Street gangs were soon flourishing everywhere. Toughest among them were the Elephant Boys and their rivals, the Brick Boys of Brixton. Jenkins and Hedley were two of the seniors the Elephant Boys particularly cared to emulate.

But Jenkins and Hedley themselves cannot be explained as products of the war years. Jenkins was nineteen when the war broke out, Hedley twenty-one. No doubt the war encouraged their tendencies toward lawlessness and provided them with unusually favorable opportunities to become callous young criminals, but it cannot be said in extenuation of these two that they did not go to school because all the London schools were closed, or that their home life had been disrupted by the bombing. They both went to school, they both had “homes” of a sort. The truth is they were the products of the thirties. The decade of unemployment, chips on shoulders, and sloppy thinking. Religious conviction waned, the old values declined. Emphasis was on rationalism and intelligence. But most people are neither rational nor very intelligent. Hence all the muddle.

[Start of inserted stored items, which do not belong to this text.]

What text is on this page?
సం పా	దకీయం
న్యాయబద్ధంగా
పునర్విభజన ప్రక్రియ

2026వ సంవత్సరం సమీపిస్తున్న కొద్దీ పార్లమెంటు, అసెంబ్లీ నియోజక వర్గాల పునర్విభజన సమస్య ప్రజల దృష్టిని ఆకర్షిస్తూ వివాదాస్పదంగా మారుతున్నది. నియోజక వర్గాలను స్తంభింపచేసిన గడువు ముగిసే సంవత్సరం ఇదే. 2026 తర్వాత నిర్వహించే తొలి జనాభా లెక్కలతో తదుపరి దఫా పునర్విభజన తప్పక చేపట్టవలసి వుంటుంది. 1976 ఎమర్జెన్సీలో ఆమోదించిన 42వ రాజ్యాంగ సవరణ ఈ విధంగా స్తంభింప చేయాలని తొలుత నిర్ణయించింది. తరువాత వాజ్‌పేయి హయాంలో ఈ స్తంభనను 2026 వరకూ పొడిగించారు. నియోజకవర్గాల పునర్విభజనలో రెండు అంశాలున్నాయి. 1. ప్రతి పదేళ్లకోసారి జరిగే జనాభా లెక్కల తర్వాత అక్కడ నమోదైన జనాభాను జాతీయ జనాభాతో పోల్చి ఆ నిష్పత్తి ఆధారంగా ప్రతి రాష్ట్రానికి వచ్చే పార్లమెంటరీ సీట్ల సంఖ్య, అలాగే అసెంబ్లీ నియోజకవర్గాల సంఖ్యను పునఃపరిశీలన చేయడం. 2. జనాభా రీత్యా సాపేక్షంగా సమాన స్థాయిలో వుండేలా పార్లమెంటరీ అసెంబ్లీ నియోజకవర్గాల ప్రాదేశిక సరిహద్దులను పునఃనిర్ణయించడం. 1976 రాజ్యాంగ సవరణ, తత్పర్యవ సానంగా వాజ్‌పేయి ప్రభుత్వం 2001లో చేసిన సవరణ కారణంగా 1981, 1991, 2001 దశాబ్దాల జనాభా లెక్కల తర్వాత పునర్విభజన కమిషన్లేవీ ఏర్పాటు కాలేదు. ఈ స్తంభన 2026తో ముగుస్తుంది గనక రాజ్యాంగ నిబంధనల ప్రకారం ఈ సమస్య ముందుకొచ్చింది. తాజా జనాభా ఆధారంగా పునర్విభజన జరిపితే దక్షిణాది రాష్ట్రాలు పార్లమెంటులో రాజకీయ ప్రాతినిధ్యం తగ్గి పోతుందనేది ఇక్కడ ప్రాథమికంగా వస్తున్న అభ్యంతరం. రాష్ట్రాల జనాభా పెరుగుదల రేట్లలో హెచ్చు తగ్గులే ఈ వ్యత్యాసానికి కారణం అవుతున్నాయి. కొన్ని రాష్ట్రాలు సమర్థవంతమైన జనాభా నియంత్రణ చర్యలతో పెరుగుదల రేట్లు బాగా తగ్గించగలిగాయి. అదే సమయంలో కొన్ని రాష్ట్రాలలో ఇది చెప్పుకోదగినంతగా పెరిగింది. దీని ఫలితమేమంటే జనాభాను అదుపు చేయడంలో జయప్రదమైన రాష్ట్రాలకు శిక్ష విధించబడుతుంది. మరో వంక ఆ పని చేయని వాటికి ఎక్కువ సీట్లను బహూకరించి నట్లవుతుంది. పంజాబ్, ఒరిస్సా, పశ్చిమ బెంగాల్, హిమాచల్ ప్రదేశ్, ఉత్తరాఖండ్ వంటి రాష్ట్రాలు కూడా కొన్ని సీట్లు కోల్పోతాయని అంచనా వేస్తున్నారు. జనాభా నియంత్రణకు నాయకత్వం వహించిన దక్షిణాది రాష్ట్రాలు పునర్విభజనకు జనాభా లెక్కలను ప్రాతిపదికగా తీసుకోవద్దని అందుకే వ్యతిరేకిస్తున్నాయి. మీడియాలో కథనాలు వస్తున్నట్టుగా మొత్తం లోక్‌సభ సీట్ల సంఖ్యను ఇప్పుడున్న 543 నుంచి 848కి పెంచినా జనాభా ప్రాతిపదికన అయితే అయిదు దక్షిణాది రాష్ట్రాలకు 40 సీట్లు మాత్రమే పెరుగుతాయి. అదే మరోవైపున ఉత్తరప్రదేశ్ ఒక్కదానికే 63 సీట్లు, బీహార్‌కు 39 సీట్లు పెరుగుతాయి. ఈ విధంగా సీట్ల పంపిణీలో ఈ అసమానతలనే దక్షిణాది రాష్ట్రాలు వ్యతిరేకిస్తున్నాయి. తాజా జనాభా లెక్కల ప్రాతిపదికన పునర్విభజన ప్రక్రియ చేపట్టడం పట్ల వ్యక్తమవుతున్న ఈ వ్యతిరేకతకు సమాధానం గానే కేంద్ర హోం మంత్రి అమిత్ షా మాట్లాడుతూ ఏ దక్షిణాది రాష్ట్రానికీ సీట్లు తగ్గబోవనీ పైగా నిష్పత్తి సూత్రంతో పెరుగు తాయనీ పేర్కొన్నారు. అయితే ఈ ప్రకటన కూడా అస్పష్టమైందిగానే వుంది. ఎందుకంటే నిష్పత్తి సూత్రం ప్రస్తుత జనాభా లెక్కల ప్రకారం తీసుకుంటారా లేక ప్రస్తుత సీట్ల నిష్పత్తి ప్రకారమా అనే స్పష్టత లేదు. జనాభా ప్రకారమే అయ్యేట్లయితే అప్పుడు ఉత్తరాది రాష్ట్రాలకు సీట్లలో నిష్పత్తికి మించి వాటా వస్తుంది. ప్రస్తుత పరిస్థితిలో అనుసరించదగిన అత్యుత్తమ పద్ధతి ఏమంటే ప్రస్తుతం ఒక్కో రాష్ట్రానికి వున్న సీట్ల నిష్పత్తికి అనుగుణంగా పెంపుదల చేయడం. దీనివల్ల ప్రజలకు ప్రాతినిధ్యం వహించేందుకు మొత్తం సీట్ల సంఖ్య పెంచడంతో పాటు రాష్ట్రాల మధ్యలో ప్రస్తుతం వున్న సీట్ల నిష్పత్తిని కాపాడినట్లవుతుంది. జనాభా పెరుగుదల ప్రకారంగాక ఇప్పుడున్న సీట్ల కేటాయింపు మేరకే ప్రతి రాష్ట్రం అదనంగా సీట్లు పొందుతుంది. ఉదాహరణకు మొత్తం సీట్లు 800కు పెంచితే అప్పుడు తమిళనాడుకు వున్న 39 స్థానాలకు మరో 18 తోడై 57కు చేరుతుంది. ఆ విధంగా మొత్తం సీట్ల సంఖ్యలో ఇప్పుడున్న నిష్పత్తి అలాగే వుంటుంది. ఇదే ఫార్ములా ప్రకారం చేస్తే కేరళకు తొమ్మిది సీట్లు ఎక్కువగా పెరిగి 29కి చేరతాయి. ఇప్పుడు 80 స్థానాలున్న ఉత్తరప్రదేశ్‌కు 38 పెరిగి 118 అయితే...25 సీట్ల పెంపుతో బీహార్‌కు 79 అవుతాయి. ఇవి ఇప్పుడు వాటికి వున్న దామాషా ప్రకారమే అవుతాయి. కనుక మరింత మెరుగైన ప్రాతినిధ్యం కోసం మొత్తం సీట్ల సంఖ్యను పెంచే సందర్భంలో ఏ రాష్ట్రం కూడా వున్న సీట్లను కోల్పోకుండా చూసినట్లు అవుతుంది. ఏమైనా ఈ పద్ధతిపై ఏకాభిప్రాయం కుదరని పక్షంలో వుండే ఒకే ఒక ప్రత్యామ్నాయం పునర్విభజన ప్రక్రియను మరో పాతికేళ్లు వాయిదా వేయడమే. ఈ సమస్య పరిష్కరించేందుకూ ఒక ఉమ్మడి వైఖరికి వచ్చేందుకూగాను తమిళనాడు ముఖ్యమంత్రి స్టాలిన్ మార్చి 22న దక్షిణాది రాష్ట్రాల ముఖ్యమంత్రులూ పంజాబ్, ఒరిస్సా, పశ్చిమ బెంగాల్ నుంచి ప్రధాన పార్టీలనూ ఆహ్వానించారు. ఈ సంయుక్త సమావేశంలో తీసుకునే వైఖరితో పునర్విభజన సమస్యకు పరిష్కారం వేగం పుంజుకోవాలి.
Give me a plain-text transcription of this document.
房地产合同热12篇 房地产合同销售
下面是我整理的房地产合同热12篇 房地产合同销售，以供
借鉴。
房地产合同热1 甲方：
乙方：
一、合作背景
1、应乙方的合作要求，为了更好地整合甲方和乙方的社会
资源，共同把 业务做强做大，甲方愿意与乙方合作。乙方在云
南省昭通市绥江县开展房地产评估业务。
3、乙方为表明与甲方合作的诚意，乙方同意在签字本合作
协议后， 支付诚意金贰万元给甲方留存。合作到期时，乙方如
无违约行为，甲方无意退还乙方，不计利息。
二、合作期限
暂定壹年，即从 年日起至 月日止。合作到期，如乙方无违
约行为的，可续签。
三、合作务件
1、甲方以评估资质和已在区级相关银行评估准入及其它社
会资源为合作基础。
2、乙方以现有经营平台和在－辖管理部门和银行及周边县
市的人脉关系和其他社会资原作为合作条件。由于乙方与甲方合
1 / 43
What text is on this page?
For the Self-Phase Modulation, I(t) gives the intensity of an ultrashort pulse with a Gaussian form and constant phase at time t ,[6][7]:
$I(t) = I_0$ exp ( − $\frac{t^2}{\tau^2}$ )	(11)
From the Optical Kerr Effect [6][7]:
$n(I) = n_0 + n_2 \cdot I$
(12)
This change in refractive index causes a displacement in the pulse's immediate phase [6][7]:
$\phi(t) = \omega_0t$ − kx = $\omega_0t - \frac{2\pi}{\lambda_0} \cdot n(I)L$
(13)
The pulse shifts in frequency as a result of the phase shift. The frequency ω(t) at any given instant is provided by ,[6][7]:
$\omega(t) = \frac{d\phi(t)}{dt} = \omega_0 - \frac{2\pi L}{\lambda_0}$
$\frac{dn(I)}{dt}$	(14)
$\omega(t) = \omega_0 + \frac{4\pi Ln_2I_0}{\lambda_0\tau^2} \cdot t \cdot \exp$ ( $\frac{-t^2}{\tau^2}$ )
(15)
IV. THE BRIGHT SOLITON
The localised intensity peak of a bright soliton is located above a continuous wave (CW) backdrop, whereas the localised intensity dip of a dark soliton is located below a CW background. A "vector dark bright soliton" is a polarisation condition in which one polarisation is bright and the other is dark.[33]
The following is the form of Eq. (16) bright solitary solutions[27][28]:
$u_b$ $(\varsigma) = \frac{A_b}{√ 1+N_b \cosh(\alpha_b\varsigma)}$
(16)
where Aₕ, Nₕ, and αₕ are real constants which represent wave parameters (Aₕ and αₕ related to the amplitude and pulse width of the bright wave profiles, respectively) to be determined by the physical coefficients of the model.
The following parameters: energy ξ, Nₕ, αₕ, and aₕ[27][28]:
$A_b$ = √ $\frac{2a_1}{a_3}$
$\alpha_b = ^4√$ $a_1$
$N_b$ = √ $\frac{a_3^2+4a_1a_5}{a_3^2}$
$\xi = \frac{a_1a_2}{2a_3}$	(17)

I think it was Bernard Shaw who once remarked that it requires far more self-discipline to be a free-loving atheist than a God-fearing conservative. Jenkins and Hedley were two of the very many who simply weren’t up to being self-disciplined atheists, and nobody had taught them to be God-fearing conservatives, because that would have been old-fashioned. So they followed their own inclinations and took to being good plain cavemen, in an up-to-date Chicago style. Thus they combined the old and the new.